Me: I’m heading to the grocery store. Any requests?
12-year-old: You know the stuff you usually buy?
Me: Yeah.
12: Don’t get any of it.
Here’s a sentence that has stuck with me for 22 years, from a doofy classmate’s story in 8th-grade English: “The werewolf puked and died.”
Sure I’ll donate my bone marrow, what are you making, broth?

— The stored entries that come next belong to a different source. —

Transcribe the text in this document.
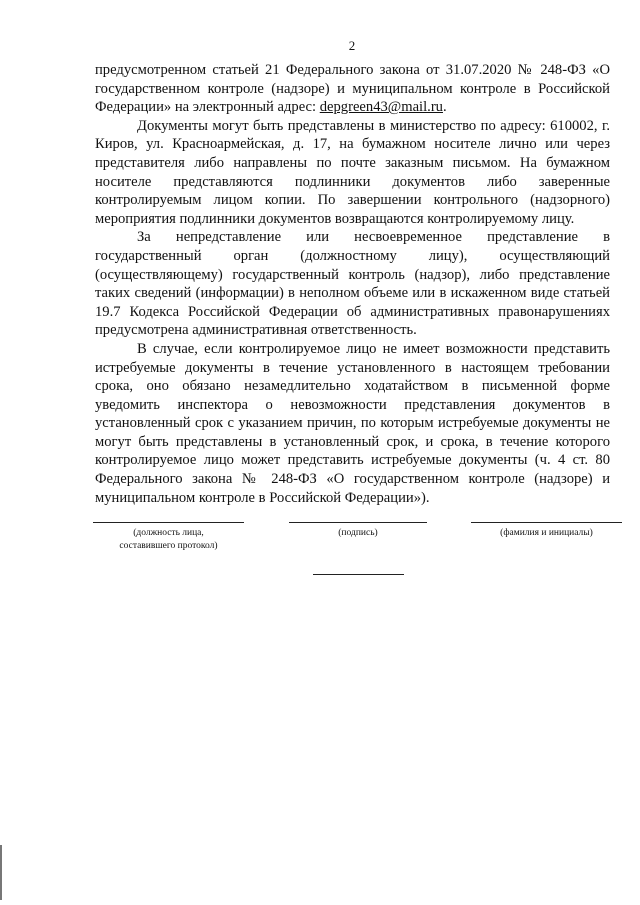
2

предусмотренном статьей 21 Федерального закона от 31.07.2020 № 248-ФЗ «О государственном контроле (надзоре) и муниципальном контроле в Российской Федерации» на электронный адрес: depgreen43@mail.ru.

Документы могут быть представлены в министерство по адресу: 610002, г. Киров, ул. Красноармейская, д. 17, на бумажном носителе лично или через представителя либо направлены по почте заказным письмом. На бумажном носителе представляются подлинники документов либо заверенные контролируемым лицом копии. По завершении контрольного (надзорного) мероприятия подлинники документов возвращаются контролируемому лицу.

За непредставление или несвоевременное представление в государственный орган (должностному лицу), осуществляющий (осуществляющему) государственный контроль (надзор), либо представление таких сведений (информации) в неполном объеме или в искаженном виде статьей 19.7 Кодекса Российской Федерации об административных правонарушениях предусмотрена административная ответственность.

В случае, если контролируемое лицо не имеет возможности представить истребуемые документы в течение установленного в настоящем требовании срока, оно обязано незамедлительно ходатайством в письменной форме уведомить инспектора о невозможности представления документов в установленный срок с указанием причин, по которым истребуемые документы не могут быть представлены в установленный срок, и срока, в течение которого контролируемое лицо может представить истребуемые документы (ч. 4 ст. 80 Федерального закона № 248-ФЗ «О государственном контроле (надзоре) и муниципальном контроле в Российской Федерации»).

(должность лица,
составившего протокол)
(подпись)	(фамилия и инициалы)
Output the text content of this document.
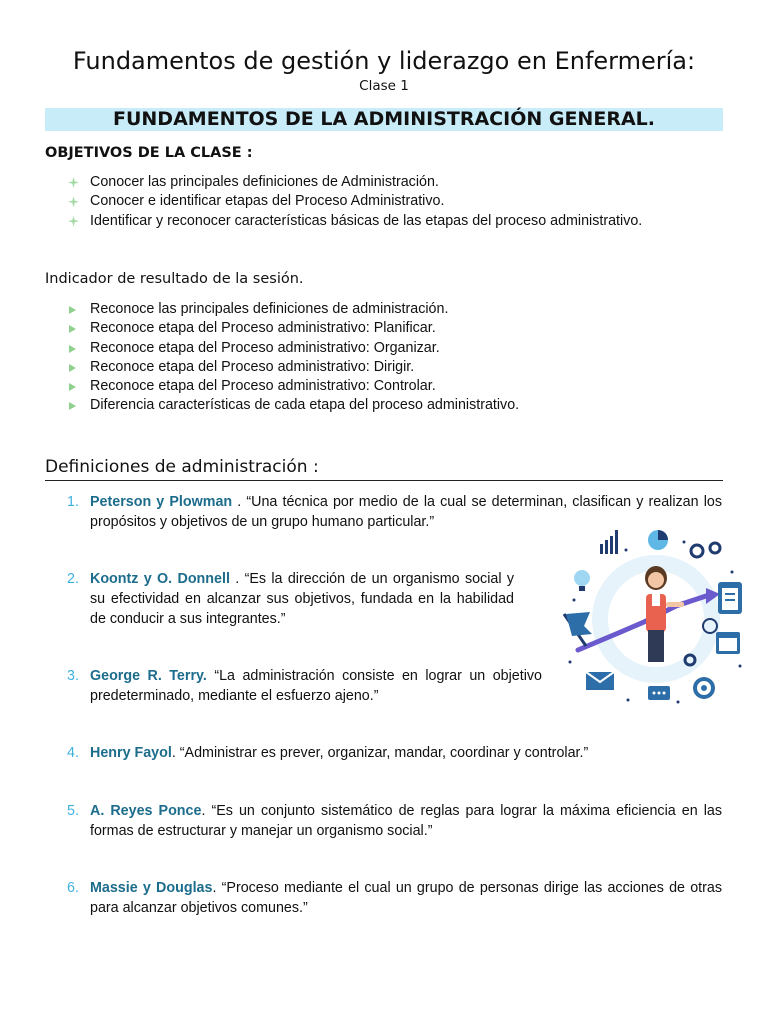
Fundamentos de gestión y liderazgo en Enfermería:
Clase 1
FUNDAMENTOS DE LA ADMINISTRACIÓN GENERAL.
OBJETIVOS DE LA CLASE :
Conocer las principales definiciones de Administración.
Conocer e identificar etapas del Proceso Administrativo.
Identificar y reconocer características básicas de las etapas del proceso administrativo.
Indicador de resultado de la sesión.
Reconoce las principales definiciones de administración.
Reconoce etapa del Proceso administrativo: Planificar.
Reconoce etapa del Proceso administrativo: Organizar.
Reconoce etapa del Proceso administrativo: Dirigir.
Reconoce etapa del Proceso administrativo: Controlar.
Diferencia características de cada etapa del proceso administrativo.
Definiciones de administración :
1. Peterson y Plowman . “Una técnica por medio de la cual se determinan, clasifican y realizan los propósitos y objetivos de un grupo humano particular.”
2. Koontz y O. Donnell . “Es la dirección de un organismo social y su efectividad en alcanzar sus objetivos, fundada en la habilidad de conducir a sus integrantes.”
3. George R. Terry. “La administración consiste en lograr un objetivo predeterminado, mediante el esfuerzo ajeno.”
4. Henry Fayol. “Administrar es prever, organizar, mandar, coordinar y controlar.”
5. A. Reyes Ponce. “Es un conjunto sistemático de reglas para lograr la máxima eficiencia en las formas de estructurar y manejar un organismo social.”
6. Massie y Douglas. “Proceso mediante el cual un grupo de personas dirige las acciones de otras para alcanzar objetivos comunes.”
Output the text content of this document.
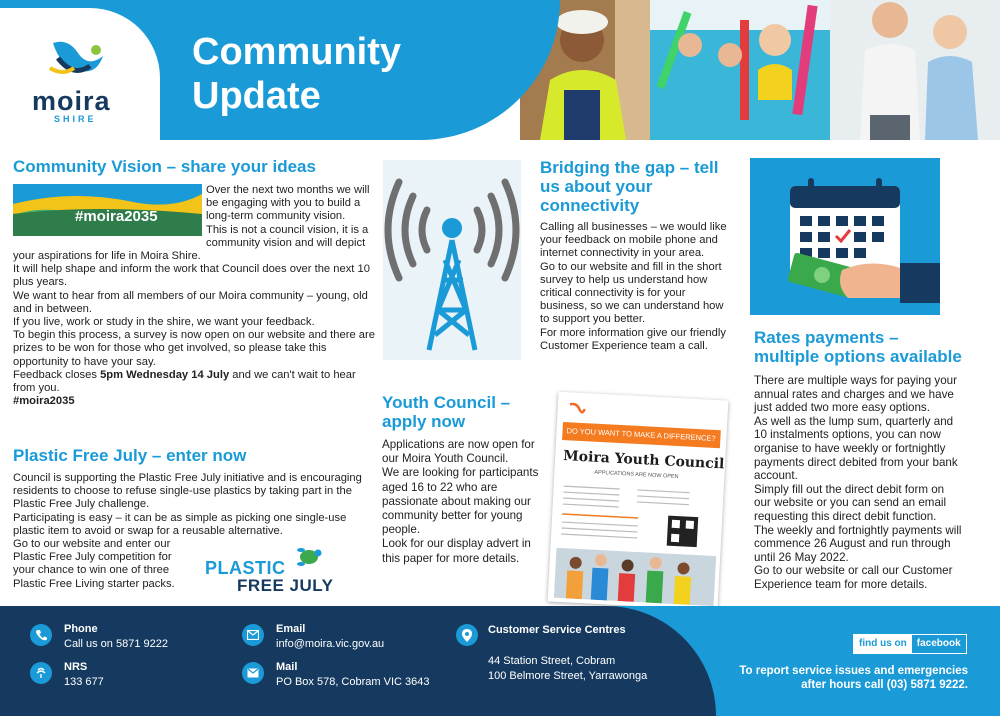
moira
SHIRE
Community
Update
Community Vision – share your ideas
#moira2035
Over the next two months we will be engaging with you to build a long-term community vision.
This is not a council vision, it is a community vision and will depict your aspirations for life in Moira Shire.
It will help shape and inform the work that Council does over the next 10 plus years.
We want to hear from all members of our Moira community – young, old and in between.
If you live, work or study in the shire, we want your feedback.
To begin this process, a survey is now open on our website and there are prizes to be won for those who get involved, so please take this opportunity to have your say.
Feedback closes 5pm Wednesday 14 July and we can't wait to hear from you.
#moira2035
Plastic Free July – enter now
Council is supporting the Plastic Free July initiative and is encouraging residents to choose to refuse single-use plastics by taking part in the Plastic Free July challenge.
Participating is easy – it can be as simple as picking one single-use plastic item to avoid or swap for a reusable alternative.
Go to our website and enter our Plastic Free July competition for your chance to win one of three Plastic Free Living starter packs.
PLASTIC
FREE JULY
Bridging the gap – tell us about your connectivity
Calling all businesses – we would like your feedback on mobile phone and internet connectivity in your area.
Go to our website and fill in the short survey to help us understand how critical connectivity is for your business, so we can understand how to support you better.
For more information give our friendly Customer Experience team a call.
Youth Council – apply now
Applications are now open for our Moira Youth Council.
We are looking for participants aged 16 to 22 who are passionate about making our community better for young people.
Look for our display advert in this paper for more details.
DO YOU WANT TO MAKE A DIFFERENCE?
Moira Youth Council
APPLICATIONS ARE NOW OPEN
Rates payments – multiple options available
There are multiple ways for paying your annual rates and charges and we have just added two more easy options.
As well as the lump sum, quarterly and 10 instalments options, you can now organise to have weekly or fortnightly payments direct debited from your bank account.
Simply fill out the direct debit form on our website or you can send an email requesting this direct debit function.
The weekly and fortnightly payments will commence 26 August and run through until 26 May 2022.
Go to our website or call our Customer Experience team for more details.
Phone
Call us on 5871 9222
NRS
133 677
Email
info@moira.vic.gov.au
Mail
PO Box 578, Cobram VIC 3643
Customer Service Centres
44 Station Street, Cobram
100 Belmore Street, Yarrawonga
find us on	facebook
To report service issues and emergencies
after hours call (03) 5871 9222.
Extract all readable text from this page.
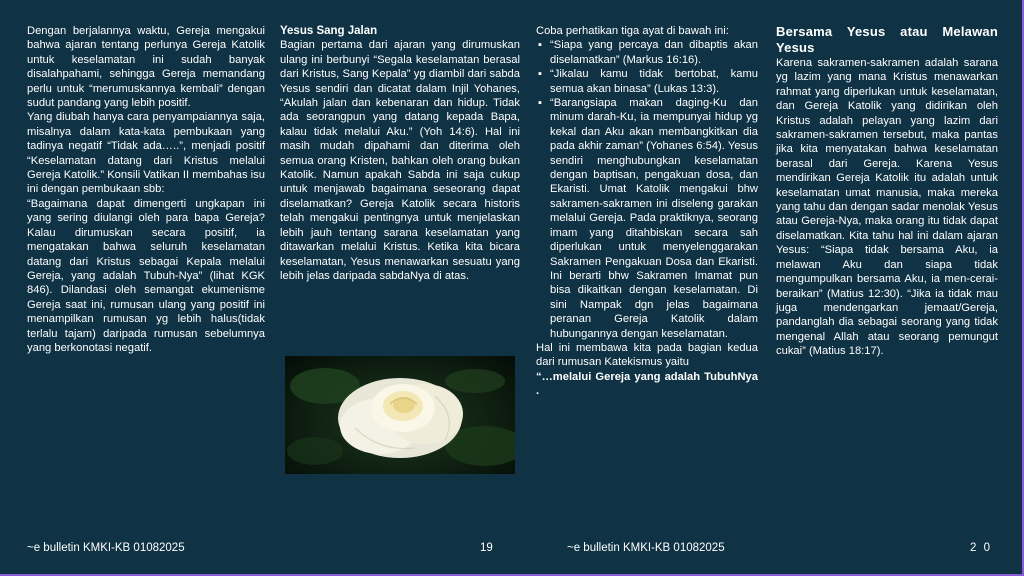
Dengan berjalannya waktu, Gereja mengakui bahwa ajaran tentang perlunya Gereja Katolik untuk keselamatan ini sudah banyak disalahpahami, sehingga Gereja memandang perlu untuk “merumuskannya kembali” dengan sudut pandang yang lebih positif.

Yang diubah hanya cara penyampaiannya saja, misalnya dalam kata-kata pembukaan yang tadinya negatif “Tidak ada…..”, menjadi positif “Keselamatan datang dari Kristus melalui Gereja Katolik.” Konsili Vatikan II membahas isu ini dengan pembukaan sbb:

“Bagaimana dapat dimengerti ungkapan ini yang sering diulangi oleh para bapa Gereja? Kalau dirumuskan secara positif, ia mengatakan bahwa seluruh keselamatan datang dari Kristus sebagai Kepala melalui Gereja, yang adalah Tubuh-Nya” (lihat KGK 846). Dilandasi oleh semangat ekumenisme Gereja saat ini, rumusan ulang yang positif ini menampilkan rumusan yg lebih halus(tidak terlalu tajam) daripada rumusan sebelumnya yang berkonotasi negatif.

Yesus Sang Jalan

Bagian pertama dari ajaran yang dirumuskan ulang ini berbunyi “Segala keselamatan berasal dari Kristus, Sang Kepala” yg diambil dari sabda Yesus sendiri dan dicatat dalam Injil Yohanes, “Akulah jalan dan kebenaran dan hidup. Tidak ada seorangpun yang datang kepada Bapa, kalau tidak melalui Aku.” (Yoh 14:6). Hal ini masih mudah dipahami dan diterima oleh semua orang Kristen, bahkan oleh orang bukan Katolik. Namun apakah Sabda ini saja cukup untuk menjawab bagaimana seseorang dapat diselamatkan? Gereja Katolik secara historis telah mengakui pentingnya untuk menjelaskan lebih jauh tentang sarana keselamatan yang ditawarkan melalui Kristus. Ketika kita bicara keselamatan, Yesus menawarkan sesuatu yang lebih jelas daripada sabdaNya di atas.

Coba perhatikan tiga ayat di bawah ini:

▪ “Siapa yang percaya dan dibaptis akan diselamatkan” (Markus 16:16).
▪ “Jikalau kamu tidak bertobat, kamu semua akan binasa” (Lukas 13:3).
▪ “Barangsiapa makan daging-Ku dan minum darah-Ku, ia mempunyai hidup yg kekal dan Aku akan membangkitkan dia pada akhir zaman” (Yohanes 6:54). Yesus sendiri menghubungkan keselamatan dengan baptisan, pengakuan dosa, dan Ekaristi. Umat Katolik mengakui bhw sakramen-sakramen ini diseleng garakan melalui Gereja. Pada praktiknya, seorang imam yang ditahbiskan secara sah diperlukan untuk menyelenggarakan Sakramen Pengakuan Dosa dan Ekaristi. Ini berarti bhw Sakramen Imamat pun bisa dikaitkan dengan keselamatan. Di sini Nampak dgn jelas bagaimana peranan Gereja Katolik dalam hubungannya dengan keselamatan.

Hal ini membawa kita pada bagian kedua dari rumusan Katekismus yaitu

“…melalui Gereja yang adalah TubuhNya .

Bersama Yesus atau Melawan Yesus

Karena sakramen-sakramen adalah sarana yg lazim yang mana Kristus menawarkan rahmat yang diperlukan untuk keselamatan, dan Gereja Katolik yang didirikan oleh Kristus adalah pelayan yang lazim dari sakramen-sakramen tersebut, maka pantas jika kita menyatakan bahwa keselamatan berasal dari Gereja. Karena Yesus mendirikan Gereja Katolik itu adalah untuk keselamatan umat manusia, maka mereka yang tahu dan dengan sadar menolak Yesus atau Gereja-Nya, maka orang itu tidak dapat diselamatkan. Kita tahu hal ini dalam ajaran Yesus: “Siapa tidak bersama Aku, ia melawan Aku dan siapa tidak mengumpulkan bersama Aku, ia men-cerai-beraikan” (Matius 12:30). “Jika ia tidak mau juga mendengarkan jemaat/Gereja, pandanglah dia sebagai seorang yang tidak mengenal Allah atau seorang pemungut cukai” (Matius 18:17).

~e bulletin KMKI-KB 01082025	19	~e bulletin KMKI-KB 01082025	2 0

When a guy on a date says “how are you still single” apparently you’re not supposed to tell him
All I’m saying is, China could have a much better relationship with the West if they shared their dragons with us but whatever be that way.
Roses are red
Violets are blue
Stop clicking your pen when you talk to me Kevin
I swear I will murder your face with my tape dispenser
Sometimes when my kids are following me around the grocery store, I walk in circles around things to test their loyalty.
YES
YES
YES
YES
YES
-me watching the pizza delivery guy on my GPS app as he gets closer to my house
[Witches Kitchen]
Mama: I made you a birthday cake and I used pig blood so it’s nice and moist
Daughter: wow okay that’s gross
Mama: what, I thought you liked pig blood?
Daughter: oh I do, but stop saying moist
When God invented snakes he was like do you want legs or do you want to look like a scary belt, too late scary belt
Me redecorating every room in my mind
Make bowling your first date. If he rents small shoes and jams his fingers in the wrong holes don’t bother with a second.